In order to conduct activities like vehicle programming, load tracking and monitoring of performance indicators, CEVA uses the TMS Orion, a system developed internally to manage all of its transportation operations. This system received the ABML award (Brazilian Association of Movement and Logistics) as best information technology applied to logistics in 2006.

For more information contact:
Elisandra Casaroti
elisandra.casaroti@cevalogistics.com
+55 11 4072.6466

CEVA. Making Business Flow
CEVA Logistics is a leading global supply chain management company. We provide end-to-end design, implementation and operational solutions in contract logistics and freight forwarding to large and medium-sized national and multinational companies. CEVA employs 56,000 people and runs an extensive global network with facilities in over 100 countries. Following the acquisition of EGL in August 2007, the new combined company had pro forma sales of € 6.3 billion. For more information, please visit www.cevalogistics.com.
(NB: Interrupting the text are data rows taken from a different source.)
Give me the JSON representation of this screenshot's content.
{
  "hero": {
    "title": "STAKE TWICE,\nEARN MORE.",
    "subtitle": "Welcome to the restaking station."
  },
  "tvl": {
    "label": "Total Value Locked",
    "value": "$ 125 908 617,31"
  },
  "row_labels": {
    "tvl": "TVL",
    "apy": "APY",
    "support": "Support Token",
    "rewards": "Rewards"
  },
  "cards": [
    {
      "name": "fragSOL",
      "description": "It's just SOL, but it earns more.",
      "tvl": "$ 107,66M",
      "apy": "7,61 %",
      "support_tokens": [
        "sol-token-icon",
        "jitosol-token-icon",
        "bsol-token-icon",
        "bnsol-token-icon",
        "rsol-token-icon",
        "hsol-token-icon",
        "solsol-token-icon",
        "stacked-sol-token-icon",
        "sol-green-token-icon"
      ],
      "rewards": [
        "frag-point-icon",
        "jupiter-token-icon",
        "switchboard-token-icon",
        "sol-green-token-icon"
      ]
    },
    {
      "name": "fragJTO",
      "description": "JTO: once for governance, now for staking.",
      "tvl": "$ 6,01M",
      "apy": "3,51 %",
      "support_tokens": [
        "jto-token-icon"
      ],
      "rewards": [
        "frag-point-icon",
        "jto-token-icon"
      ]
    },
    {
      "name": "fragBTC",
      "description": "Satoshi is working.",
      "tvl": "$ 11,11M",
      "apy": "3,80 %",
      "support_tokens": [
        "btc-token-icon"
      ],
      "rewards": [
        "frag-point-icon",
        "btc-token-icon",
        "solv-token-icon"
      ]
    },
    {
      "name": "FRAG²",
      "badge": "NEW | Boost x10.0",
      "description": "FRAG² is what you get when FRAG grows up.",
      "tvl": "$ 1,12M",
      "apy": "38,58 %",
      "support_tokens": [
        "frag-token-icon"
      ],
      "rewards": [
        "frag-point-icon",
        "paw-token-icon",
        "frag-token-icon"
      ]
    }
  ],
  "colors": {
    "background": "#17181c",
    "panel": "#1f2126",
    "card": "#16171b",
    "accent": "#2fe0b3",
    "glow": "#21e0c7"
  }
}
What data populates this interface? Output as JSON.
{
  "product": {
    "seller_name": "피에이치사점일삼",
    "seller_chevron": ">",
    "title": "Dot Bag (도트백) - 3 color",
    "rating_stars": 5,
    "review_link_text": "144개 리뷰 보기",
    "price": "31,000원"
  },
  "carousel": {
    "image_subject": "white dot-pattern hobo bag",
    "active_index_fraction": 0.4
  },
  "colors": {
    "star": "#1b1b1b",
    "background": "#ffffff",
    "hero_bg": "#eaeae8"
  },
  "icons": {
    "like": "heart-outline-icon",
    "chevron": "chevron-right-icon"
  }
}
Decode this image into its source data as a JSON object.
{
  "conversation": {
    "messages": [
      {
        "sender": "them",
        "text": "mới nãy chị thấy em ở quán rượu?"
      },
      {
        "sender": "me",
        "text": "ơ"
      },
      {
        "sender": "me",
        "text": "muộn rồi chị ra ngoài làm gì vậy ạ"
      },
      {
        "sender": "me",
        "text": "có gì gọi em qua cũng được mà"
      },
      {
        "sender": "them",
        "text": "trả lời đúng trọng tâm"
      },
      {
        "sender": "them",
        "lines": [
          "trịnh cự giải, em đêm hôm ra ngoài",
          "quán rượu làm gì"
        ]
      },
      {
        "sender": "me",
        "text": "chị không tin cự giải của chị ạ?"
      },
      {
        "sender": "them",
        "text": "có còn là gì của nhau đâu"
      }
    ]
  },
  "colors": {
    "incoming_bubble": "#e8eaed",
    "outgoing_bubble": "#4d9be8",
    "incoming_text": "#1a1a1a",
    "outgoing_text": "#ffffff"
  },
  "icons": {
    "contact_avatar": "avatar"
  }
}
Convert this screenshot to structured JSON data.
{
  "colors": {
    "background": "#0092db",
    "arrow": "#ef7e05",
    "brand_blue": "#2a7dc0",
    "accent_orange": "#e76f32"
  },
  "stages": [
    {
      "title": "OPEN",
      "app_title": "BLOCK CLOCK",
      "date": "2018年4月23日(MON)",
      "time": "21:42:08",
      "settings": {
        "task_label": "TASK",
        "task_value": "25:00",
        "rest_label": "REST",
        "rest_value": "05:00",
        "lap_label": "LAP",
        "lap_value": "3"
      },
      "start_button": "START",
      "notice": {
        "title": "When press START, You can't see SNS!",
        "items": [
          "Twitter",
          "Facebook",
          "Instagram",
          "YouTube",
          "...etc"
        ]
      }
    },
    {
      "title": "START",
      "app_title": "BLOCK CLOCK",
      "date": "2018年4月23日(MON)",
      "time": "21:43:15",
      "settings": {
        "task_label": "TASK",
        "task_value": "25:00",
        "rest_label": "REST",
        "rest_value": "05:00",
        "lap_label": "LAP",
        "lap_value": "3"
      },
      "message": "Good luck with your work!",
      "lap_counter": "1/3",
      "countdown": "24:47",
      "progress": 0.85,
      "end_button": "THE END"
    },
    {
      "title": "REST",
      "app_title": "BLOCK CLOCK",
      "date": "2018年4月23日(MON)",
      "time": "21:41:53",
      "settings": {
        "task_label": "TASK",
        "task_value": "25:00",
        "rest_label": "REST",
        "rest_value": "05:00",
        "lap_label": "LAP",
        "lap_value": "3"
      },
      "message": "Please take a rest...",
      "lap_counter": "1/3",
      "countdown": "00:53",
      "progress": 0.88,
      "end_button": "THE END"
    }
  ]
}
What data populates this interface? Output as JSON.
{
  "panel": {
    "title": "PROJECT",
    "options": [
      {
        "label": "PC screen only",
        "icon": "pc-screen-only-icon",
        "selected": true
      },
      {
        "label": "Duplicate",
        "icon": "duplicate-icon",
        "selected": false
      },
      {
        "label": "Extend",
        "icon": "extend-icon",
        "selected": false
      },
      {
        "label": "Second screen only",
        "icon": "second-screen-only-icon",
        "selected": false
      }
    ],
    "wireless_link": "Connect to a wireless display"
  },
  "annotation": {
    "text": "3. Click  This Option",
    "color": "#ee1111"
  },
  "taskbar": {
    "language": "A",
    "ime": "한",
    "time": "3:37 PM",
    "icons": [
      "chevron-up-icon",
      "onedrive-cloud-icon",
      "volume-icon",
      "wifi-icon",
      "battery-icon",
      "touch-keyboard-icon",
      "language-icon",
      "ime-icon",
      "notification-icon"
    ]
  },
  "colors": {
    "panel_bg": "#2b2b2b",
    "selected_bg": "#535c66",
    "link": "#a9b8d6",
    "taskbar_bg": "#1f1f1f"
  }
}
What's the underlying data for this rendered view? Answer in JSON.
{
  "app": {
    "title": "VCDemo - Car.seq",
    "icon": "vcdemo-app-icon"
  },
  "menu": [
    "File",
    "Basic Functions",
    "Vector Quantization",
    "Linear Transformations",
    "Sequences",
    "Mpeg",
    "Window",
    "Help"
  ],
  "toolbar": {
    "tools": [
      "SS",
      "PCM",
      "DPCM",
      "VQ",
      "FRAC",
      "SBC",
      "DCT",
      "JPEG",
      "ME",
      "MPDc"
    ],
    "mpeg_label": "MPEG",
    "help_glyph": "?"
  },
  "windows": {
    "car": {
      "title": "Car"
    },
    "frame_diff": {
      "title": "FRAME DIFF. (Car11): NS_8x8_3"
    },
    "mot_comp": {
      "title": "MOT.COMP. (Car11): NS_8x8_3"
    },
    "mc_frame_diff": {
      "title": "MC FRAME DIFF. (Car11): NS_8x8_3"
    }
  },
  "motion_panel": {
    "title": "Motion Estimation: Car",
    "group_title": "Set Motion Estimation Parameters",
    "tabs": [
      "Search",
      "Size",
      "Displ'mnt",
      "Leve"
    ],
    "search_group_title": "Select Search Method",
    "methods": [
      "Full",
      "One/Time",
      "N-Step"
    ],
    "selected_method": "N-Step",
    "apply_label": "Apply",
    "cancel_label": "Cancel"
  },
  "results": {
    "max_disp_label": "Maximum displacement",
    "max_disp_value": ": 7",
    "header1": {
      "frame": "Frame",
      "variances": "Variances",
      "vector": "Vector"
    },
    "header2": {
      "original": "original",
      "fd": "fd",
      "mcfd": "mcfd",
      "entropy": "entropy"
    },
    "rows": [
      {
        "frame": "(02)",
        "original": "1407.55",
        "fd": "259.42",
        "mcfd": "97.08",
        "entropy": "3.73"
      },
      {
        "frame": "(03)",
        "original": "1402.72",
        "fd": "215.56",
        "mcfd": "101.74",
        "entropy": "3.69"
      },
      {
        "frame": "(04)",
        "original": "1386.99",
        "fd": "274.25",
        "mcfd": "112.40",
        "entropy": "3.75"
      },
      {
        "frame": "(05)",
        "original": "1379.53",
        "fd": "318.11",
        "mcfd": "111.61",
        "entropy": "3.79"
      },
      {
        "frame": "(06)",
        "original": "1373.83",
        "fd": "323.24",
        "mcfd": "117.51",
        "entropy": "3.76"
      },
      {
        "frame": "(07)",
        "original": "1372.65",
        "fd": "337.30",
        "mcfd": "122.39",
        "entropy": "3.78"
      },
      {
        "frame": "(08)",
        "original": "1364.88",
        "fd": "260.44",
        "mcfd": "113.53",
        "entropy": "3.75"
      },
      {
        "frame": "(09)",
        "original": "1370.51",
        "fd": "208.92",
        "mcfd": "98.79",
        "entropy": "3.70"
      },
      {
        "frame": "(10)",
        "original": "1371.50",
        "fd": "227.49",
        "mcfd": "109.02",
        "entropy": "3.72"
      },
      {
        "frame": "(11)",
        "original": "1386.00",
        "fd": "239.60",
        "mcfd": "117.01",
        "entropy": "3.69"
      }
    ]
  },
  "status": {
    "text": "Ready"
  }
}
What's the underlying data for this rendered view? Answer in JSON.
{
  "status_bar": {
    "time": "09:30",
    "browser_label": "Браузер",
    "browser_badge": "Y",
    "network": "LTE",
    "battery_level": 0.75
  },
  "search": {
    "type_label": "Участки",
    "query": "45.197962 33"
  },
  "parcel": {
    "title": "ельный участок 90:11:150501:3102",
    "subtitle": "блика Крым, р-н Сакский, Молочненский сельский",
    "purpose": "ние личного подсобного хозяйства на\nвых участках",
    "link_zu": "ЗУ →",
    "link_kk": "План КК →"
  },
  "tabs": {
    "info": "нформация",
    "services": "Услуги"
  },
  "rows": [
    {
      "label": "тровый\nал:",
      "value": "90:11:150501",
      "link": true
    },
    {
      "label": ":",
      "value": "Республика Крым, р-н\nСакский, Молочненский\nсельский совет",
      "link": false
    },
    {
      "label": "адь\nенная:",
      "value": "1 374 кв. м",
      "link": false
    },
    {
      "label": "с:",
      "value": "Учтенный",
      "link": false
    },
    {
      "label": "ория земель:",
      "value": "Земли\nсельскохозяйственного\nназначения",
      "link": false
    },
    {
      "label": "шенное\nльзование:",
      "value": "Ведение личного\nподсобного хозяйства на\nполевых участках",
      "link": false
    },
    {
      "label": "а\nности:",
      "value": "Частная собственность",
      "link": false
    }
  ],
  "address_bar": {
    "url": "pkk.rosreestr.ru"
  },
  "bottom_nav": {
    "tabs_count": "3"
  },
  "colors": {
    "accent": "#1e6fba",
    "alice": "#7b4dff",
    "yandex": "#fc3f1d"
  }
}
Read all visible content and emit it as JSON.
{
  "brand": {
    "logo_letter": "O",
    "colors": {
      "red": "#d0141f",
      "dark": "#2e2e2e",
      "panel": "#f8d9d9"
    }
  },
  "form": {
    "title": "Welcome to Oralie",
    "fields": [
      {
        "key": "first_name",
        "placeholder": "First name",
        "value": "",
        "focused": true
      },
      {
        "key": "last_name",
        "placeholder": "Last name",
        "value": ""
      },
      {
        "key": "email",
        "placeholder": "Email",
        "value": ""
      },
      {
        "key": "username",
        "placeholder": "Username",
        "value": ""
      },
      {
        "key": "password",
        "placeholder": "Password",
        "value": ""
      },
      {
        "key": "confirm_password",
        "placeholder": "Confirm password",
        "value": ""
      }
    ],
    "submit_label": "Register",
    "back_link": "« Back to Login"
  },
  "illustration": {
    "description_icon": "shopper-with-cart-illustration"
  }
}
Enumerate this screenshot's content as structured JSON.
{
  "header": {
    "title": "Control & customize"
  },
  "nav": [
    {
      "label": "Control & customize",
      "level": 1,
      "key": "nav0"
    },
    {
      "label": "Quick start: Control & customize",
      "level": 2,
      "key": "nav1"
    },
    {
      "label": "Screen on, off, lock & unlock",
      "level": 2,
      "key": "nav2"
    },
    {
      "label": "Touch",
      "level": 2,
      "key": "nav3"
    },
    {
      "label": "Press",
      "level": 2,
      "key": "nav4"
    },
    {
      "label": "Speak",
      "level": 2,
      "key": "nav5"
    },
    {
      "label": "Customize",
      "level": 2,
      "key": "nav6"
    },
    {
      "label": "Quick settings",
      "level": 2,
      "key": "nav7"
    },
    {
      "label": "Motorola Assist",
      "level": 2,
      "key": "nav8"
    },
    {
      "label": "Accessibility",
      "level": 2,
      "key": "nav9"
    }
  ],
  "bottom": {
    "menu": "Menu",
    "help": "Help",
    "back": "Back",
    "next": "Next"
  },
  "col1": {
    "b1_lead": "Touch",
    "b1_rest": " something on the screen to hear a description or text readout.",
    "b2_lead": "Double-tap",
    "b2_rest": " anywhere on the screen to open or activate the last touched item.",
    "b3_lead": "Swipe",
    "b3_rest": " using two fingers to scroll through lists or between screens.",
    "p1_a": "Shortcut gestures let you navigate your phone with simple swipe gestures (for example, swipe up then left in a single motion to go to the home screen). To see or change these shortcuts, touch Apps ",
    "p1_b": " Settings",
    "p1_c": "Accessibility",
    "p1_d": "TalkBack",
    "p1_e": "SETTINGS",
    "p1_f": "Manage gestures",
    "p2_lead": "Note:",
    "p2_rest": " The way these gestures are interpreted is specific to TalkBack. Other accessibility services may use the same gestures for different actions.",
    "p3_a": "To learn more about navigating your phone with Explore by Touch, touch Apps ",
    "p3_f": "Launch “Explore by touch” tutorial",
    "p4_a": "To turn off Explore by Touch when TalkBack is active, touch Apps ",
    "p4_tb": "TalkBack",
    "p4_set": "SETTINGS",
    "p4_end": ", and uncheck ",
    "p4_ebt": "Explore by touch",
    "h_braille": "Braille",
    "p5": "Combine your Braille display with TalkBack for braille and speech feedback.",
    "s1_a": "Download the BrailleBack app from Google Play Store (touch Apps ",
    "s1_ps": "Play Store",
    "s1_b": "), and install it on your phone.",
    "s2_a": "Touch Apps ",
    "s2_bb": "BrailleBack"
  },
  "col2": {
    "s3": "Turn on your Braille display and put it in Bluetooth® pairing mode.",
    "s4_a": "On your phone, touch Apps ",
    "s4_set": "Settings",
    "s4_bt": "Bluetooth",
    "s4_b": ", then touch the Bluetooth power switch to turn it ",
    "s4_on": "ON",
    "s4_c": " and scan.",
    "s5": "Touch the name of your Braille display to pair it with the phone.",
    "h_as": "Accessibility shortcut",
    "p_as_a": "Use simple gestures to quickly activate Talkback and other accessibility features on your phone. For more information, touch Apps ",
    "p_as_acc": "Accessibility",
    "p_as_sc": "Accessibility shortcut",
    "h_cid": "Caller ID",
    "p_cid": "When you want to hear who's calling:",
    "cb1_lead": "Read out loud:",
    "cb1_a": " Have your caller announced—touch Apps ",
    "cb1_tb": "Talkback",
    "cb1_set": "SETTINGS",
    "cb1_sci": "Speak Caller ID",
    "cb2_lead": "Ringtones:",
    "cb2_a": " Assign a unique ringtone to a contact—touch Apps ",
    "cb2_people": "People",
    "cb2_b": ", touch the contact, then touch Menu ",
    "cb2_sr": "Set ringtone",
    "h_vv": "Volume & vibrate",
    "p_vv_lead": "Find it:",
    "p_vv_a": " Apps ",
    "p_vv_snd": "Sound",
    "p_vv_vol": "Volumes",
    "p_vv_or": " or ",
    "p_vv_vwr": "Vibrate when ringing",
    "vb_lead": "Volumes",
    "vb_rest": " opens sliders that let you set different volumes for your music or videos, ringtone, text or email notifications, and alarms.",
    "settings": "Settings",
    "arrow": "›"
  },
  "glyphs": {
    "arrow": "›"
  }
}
SAFE HARBOR STATEMENT UNDER THE PRIVATE SECURITIES LITIGATION REFORM ACT of 1995:
The statements included in this news release, and other statements that are not historical facts, may contain forward-looking statements. In addition to the assumptions specifically mentioned in the above paragraphs, there are a number of other factors that could cause actual results and developments to differ materially from those expressed or implied by these forward-looking statements. These factors include, but are not limited to, the process of combining EGL and CEVA, the actual effects of recent and future regulatory changes and technological developments, globalization, levels of spending in major economies, the economic climate in Asia and the US, levels of marketing and promotional expenditure, actions of competitors and joint venture partners, employee costs, future exchange and interest rates, changes in tax rates, unexpected costs of integrating recently acquired businesses and future business combination or dispositions and other factors detailed in risk factors and elsewhere in CEVA and EGL's most recent Annual Reports, including but not restricted to the EGL Annual Report on Form 10-K. Further information concerning the Company and its business, including factors that potentially could materially affect the Company's financial results, is contained in the Company's filings with the Securities and Exchange Commission. Should one or more of these risks or uncertainties materialize (or the consequences of such a development worsen), or should underlying assumptions prove incorrect, actual outcomes may vary materially from those forecasted or expected. EGL and CEVA disclaim any intention or obligation to update publicly or revise such statements, whether as a result of new information, future events or otherwise.